Do you write yourself? What kind of stuff?

Yes. Whatever I’m driven to write at the time. Usually I write genre fiction, because it’s usually what I read.

How long have you been writing?

I’ve been telling stories since I was a child, and “writing” them for nearly as long as I’ve known how to write. I first began seriously submitting for publication around 1998.

What made you want to start writing?

Seemed like easy money. No, I’ve just always told stories, and admired people who could make a living doing it. I wanted to be one of those people.

Some authors have said that their parents were supportive of their efforts when young, and some have said they had to sneak around and hide. What was the case with you?

My parents never told me I couldn’t do it. It was just one of those things I did, and if I could do something special with it, great. If I didn’t do anything special with it, that was okay, too. This probably suggests that they were uninterested, which I don’t think was accurate. I just don’t know that it would ever be something “real” to them.

My mother was a nurse, and my father has served in various roles in national defense, and later law enforcement. Their jobs had a concreteness that I think makes it hard for them to perceive writing or film making as a “career.”

Where do you get your ideas?

This guy down the street sells them to me. Used to be a quarter apiece, but now it’s up to almost a buck. If I catch him on Tuesdays he does BOGO.

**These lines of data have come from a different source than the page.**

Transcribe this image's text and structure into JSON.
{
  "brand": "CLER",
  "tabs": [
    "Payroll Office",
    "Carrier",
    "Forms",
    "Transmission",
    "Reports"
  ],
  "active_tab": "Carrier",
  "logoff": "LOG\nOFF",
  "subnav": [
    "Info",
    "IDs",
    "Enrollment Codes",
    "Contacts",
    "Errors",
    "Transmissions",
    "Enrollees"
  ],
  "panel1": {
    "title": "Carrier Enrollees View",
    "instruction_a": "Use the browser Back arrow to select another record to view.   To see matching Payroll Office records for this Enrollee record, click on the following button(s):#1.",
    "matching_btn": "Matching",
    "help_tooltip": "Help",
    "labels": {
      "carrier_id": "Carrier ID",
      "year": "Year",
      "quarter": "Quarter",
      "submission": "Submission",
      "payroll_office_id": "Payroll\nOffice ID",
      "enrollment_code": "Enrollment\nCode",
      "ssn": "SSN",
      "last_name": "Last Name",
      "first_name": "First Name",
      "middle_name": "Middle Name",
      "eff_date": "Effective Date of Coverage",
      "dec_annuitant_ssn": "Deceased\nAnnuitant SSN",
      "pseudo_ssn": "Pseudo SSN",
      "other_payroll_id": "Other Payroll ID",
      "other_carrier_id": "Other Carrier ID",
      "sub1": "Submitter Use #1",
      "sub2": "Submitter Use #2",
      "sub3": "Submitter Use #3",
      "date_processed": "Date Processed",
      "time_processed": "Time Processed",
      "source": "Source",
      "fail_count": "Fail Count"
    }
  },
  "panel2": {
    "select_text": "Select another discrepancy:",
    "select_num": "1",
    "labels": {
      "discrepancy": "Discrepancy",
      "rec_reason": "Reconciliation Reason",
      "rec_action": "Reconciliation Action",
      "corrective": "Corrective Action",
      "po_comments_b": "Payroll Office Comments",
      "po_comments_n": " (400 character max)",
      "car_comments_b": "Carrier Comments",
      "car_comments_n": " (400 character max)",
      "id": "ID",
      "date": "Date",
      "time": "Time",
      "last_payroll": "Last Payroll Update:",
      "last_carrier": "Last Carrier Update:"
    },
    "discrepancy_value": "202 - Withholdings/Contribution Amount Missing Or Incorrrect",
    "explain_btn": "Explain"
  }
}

Seriously, they just arrive. I see something, and something else, there’s a connection between them, and a story starts to grow. Once in a while it’s a lightning bolt of a fully formed story, but that happens rarely.

Where do you write?

Wherever I can set my laptop down long enough to disgorge the stuff banging around in my head. I have an “office,” but I rarely get writing done there.

When do you write: at set times or as the mood moves you?

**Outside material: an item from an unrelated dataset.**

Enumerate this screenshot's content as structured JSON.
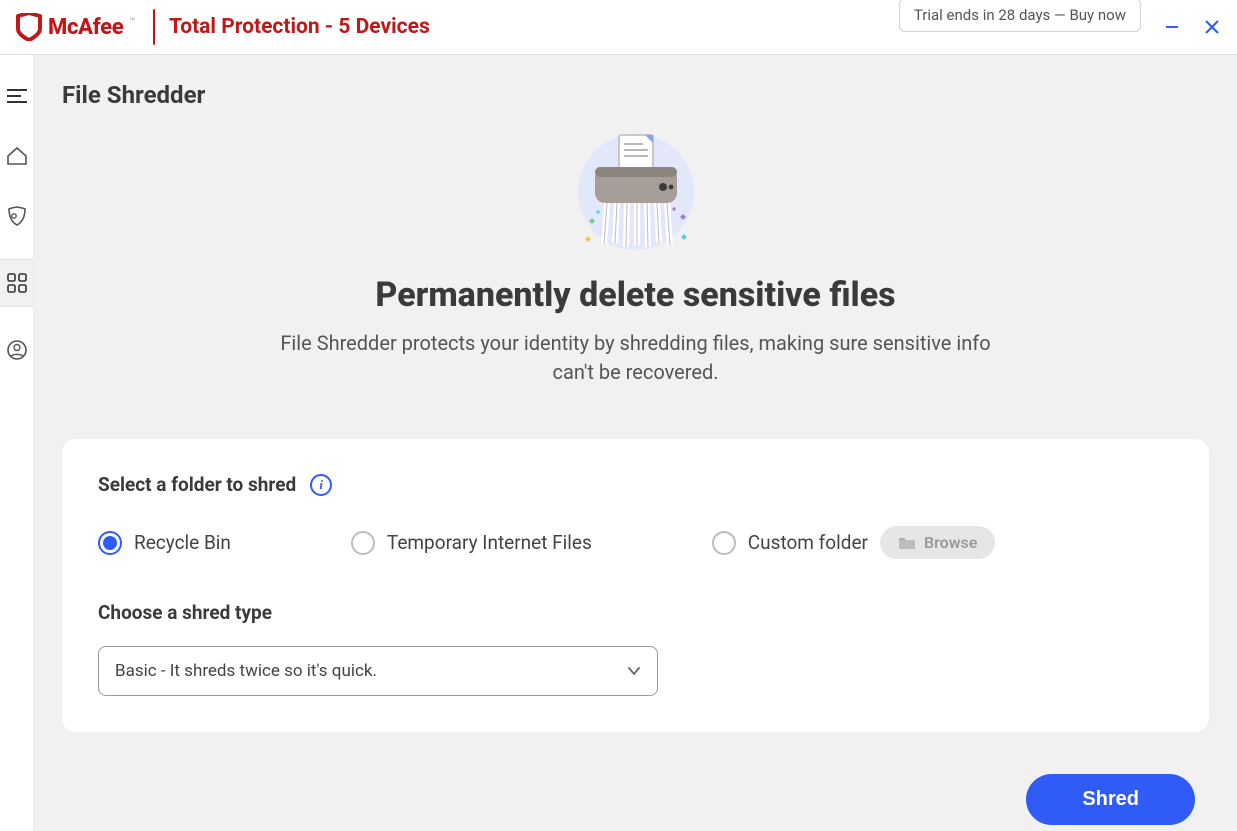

Mostly when I can jam it in to the schedule. I try to write to a schedule, but the world rarely cooperates. Usually when my daughter is napping, or in the few quiet moments at work.

Some writers say that they have to write a certain amount of words every day. Do you ever have a problem with writer’s block?

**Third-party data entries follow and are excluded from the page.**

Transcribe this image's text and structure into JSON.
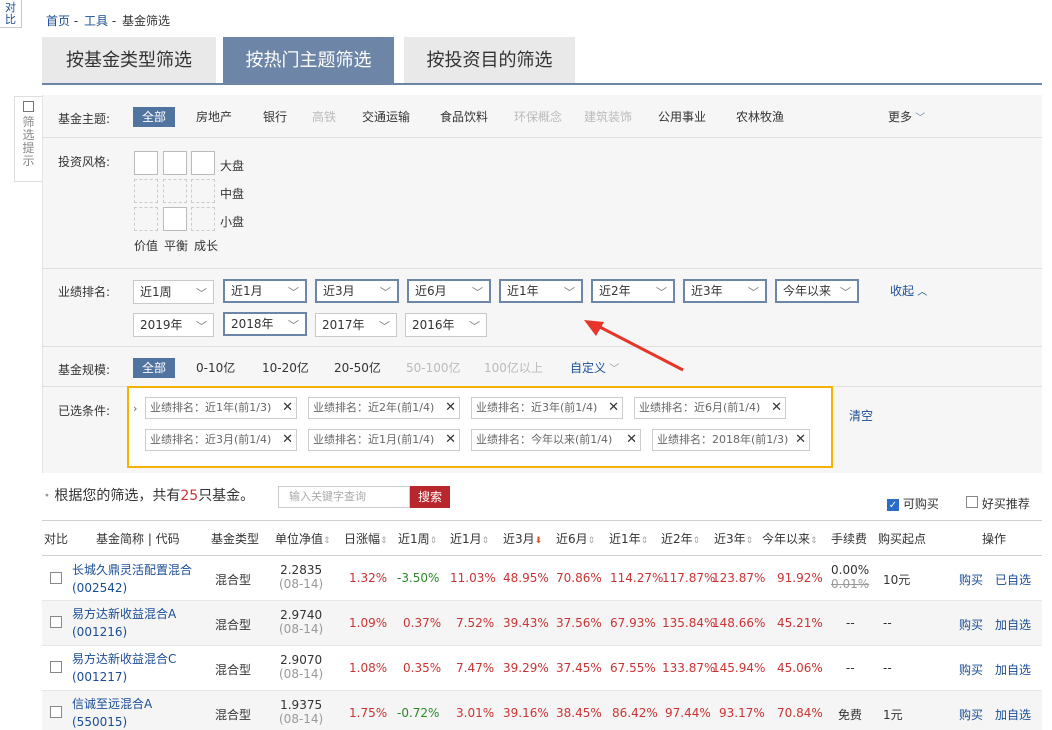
{
  "side_strip": {
    "label": "对比"
  },
  "breadcrumb": {
    "home": "首页",
    "sep": "-",
    "tools": "工具",
    "current": "基金筛选"
  },
  "tabs": [
    {
      "label": "按基金类型筛选"
    },
    {
      "label": "按热门主题筛选"
    },
    {
      "label": "按投资目的筛选"
    }
  ],
  "side_hint": {
    "label": "筛选提示"
  },
  "theme_row": {
    "label": "基金主题:",
    "options": [
      "全部",
      "房地产",
      "银行",
      "高铁",
      "交通运输",
      "食品饮料",
      "环保概念",
      "建筑装饰",
      "公用事业",
      "农林牧渔"
    ],
    "more": "更多"
  },
  "style_row": {
    "label": "投资风格:",
    "sizes": [
      "大盘",
      "中盘",
      "小盘"
    ],
    "styles": [
      "价值",
      "平衡",
      "成长"
    ]
  },
  "rank_row": {
    "label": "业绩排名:",
    "periods": [
      "近1周",
      "近1月",
      "近3月",
      "近6月",
      "近1年",
      "近2年",
      "近3年",
      "今年以来"
    ],
    "years": [
      "2019年",
      "2018年",
      "2017年",
      "2016年"
    ],
    "collapse": "收起"
  },
  "scale_row": {
    "label": "基金规模:",
    "options": [
      "全部",
      "0-10亿",
      "10-20亿",
      "20-50亿",
      "50-100亿",
      "100亿以上"
    ],
    "custom": "自定义"
  },
  "selected_row": {
    "label": "已选条件:",
    "tags": [
      "业绩排名：近1年(前1/3)",
      "业绩排名：近2年(前1/4)",
      "业绩排名：近3年(前1/4)",
      "业绩排名：近6月(前1/4)",
      "业绩排名：近3月(前1/4)",
      "业绩排名：近1月(前1/4)",
      "业绩排名：今年以来(前1/4)",
      "业绩排名：2018年(前1/3)"
    ],
    "clear": "清空"
  },
  "results": {
    "prefix": "根据您的筛选，共有",
    "count": "25",
    "suffix": "只基金。",
    "search_placeholder": "输入关键字查询",
    "search_button": "搜索",
    "can_buy": "可购买",
    "recommend": "好买推荐"
  },
  "table": {
    "headers": [
      "对比",
      "基金简称 | 代码",
      "基金类型",
      "单位净值",
      "日涨幅",
      "近1周",
      "近1月",
      "近3月",
      "近6月",
      "近1年",
      "近2年",
      "近3年",
      "今年以来",
      "手续费",
      "购买起点",
      "操作"
    ],
    "rows": [
      {
        "name": "长城久鼎灵活配置混合",
        "code": "(002542)",
        "type": "混合型",
        "nav": "2.2835",
        "date": "(08-14)",
        "day": "1.32%",
        "w1": "-3.50%",
        "m1": "11.03%",
        "m3": "48.95%",
        "m6": "70.86%",
        "y1": "114.27%",
        "y2": "117.87%",
        "y3": "123.87%",
        "ytd": "91.92%",
        "fee": "0.00%",
        "fee_old": "0.01%",
        "min": "10元",
        "buy": "购买",
        "watch": "已自选"
      },
      {
        "name": "易方达新收益混合A",
        "code": "(001216)",
        "type": "混合型",
        "nav": "2.9740",
        "date": "(08-14)",
        "day": "1.09%",
        "w1": "0.37%",
        "m1": "7.52%",
        "m3": "39.43%",
        "m6": "37.56%",
        "y1": "67.93%",
        "y2": "135.84%",
        "y3": "148.66%",
        "ytd": "45.21%",
        "fee": "--",
        "fee_old": "",
        "min": "--",
        "buy": "购买",
        "watch": "加自选"
      },
      {
        "name": "易方达新收益混合C",
        "code": "(001217)",
        "type": "混合型",
        "nav": "2.9070",
        "date": "(08-14)",
        "day": "1.08%",
        "w1": "0.35%",
        "m1": "7.47%",
        "m3": "39.29%",
        "m6": "37.45%",
        "y1": "67.55%",
        "y2": "133.87%",
        "y3": "145.94%",
        "ytd": "45.06%",
        "fee": "--",
        "fee_old": "",
        "min": "--",
        "buy": "购买",
        "watch": "加自选"
      },
      {
        "name": "信诚至远混合A",
        "code": "(550015)",
        "type": "混合型",
        "nav": "1.9375",
        "date": "(08-14)",
        "day": "1.75%",
        "w1": "-0.72%",
        "m1": "3.01%",
        "m3": "39.16%",
        "m6": "38.45%",
        "y1": "86.42%",
        "y2": "97.44%",
        "y3": "93.17%",
        "ytd": "70.84%",
        "fee": "免费",
        "fee_old": "",
        "min": "1元",
        "buy": "购买",
        "watch": "加自选"
      }
    ]
  },
  "colors": {
    "accent": "#6d86a8",
    "selected": "#51739f",
    "positive": "#cc3333",
    "negative": "#2a8a2a",
    "highlight_border": "#f5b300",
    "arrow": "#e8352b",
    "search_button": "#b8272c"
  }
}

I mostly write as much as I can. I rarely have writer’s block, because I usually have stuff that I haven’t had a chance to get written yet. I’m also usually working on more than one project at a time. If one stalls, I switch to another and come back later.

Who proofreads and critiques your work?

Depends on the medium and subject matter. Scripts usually go to a handful of people I respect from the Iowa Scriptwriters Alliance, and eventually get a staged reading. Prose usually goes to my wife and a couple of teachers I’ve known forever, all of whom will tell me if something I wrote doesn’t work.

Do you have a favorite among your works?

There are several I enjoy, but “Family Farm” is especially personal, as are “Payback” and “Snowfall.” They are also examples of the “connections” I mentioned earlier. A couple of people or events came together and grew new fictional stories.

Do you have a favorite character? If so, who is it, and what makes it your favorite?

Among my own writing? Not a specific character. I usually like the protagonist of whatever I’m working on, though sometimes I become attached to a supporting character or, on a happy day, the antagonist. I love it when the villain can be one I can really like.

Who drives a story: you or your characters?

Usually me, though once in a while, I catch a character doing something unexpected.

What do you consider the strangest thing you’ve ever written?

Ooooo. My Bewildering Stories bibliography alone is loaded with strange. I don’t know that any are “strangest.”

Almost every writer is inspired by someone or something else. What inspirations have you found?

I don’t know that I’m directly inspired by anyone in particular. Mostly I’m inspired by the raw desire to make a living doing something I want to do. I’m certainly influenced by most of the writers I’ve mentioned above. In fact, recently, I realized how much of an influence Rod Serling’s work had been on the way I look at writing, both prose and script.

Is there anything else you’d like to add?

By this point, anyone still reading my rambling responses is begging me to stop. Thanks a lot for putting up with it all. I really appreciate it.